In the Israeli strikes on Friday, another 12 people were killed during an airstrike that hit a family's home in Deir al-Balah, bringing the death toll that day to 37.
Elder, who recently spent time in Gaza, said there was plenty of testimony from women and children injured while trying to get food aid, including a young boy who was injured by a tank attack and later died from his injuries.
He said the lack of public clarity about when aid distribution centers - some of which are located in war zones - are open is causing many casualties.

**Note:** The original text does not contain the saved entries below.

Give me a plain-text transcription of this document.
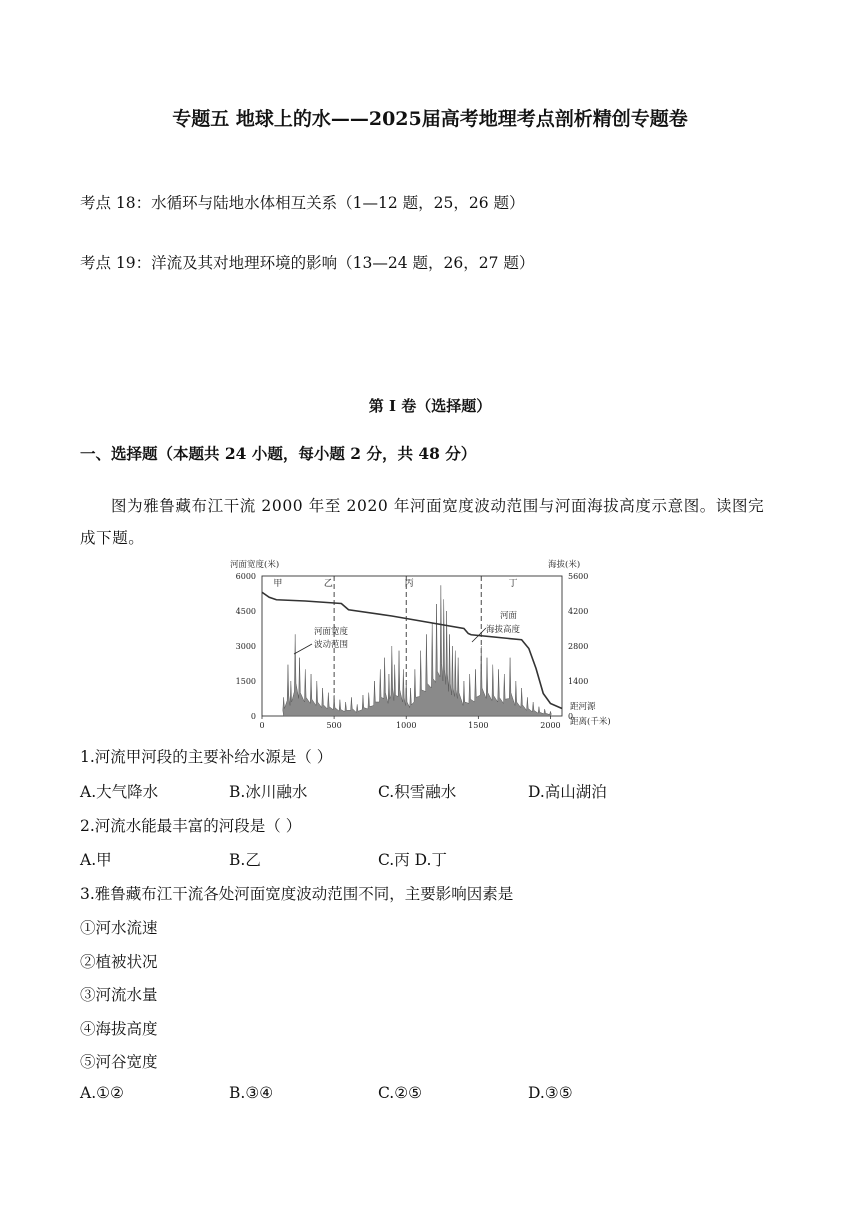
专题五 地球上的水——2025届高考地理考点剖析精创专题卷
考点 18：水循环与陆地水体相互关系（1—12 题，25，26 题）
考点 19：洋流及其对地理环境的影响（13—24 题，26，27 题）
第 I 卷（选择题）
一、选择题（本题共 24 小题，每小题 2 分，共 48 分）
图为雅鲁藏布江干流 2000 年至 2020 年河面宽度波动范围与河面海拔高度示意图。读图完成下题。
河面宽度(米)	海拔(米)
0	500	1000	1500	2000
0
1500
3000
4500
6000
0
1400
2800
4200
5600
甲	乙	丙	丁
河面宽度
波动范围
河面
海拔高度
距河源
距离(千米)
1.河流甲河段的主要补给水源是（ ）
A.大气降水	B.冰川融水	C.积雪融水	D.高山湖泊
2.河流水能最丰富的河段是（ ）
A.甲	B.乙	C.丙 D.丁
3.雅鲁藏布江干流各处河面宽度波动范围不同，主要影响因素是
①河水流速
②植被状况
③河流水量
④海拔高度
⑤河谷宽度
A.①②	B.③④	C.②⑤	D.③⑤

“There have been cases where information was distributed that a place was open, but then it was communicated on social media that it was closed – but that information was distributed at a time when there was no internet in Gaza and people did not have access to it,” he said.
On Wednesday, the GHF said in a statement that it had distributed 3 million meals at the three relief centers it operates, without any incidents.
The war in Gaza began when militants led by Hamas — the Palestinian group designated a terrorist organization by the U.S. and European Union — attacked southern Israel, killing nearly 1,200 people and taking about 250 hostages. Israel says 58 hostages still remain in Gaza, although about 35 are believed to be dead.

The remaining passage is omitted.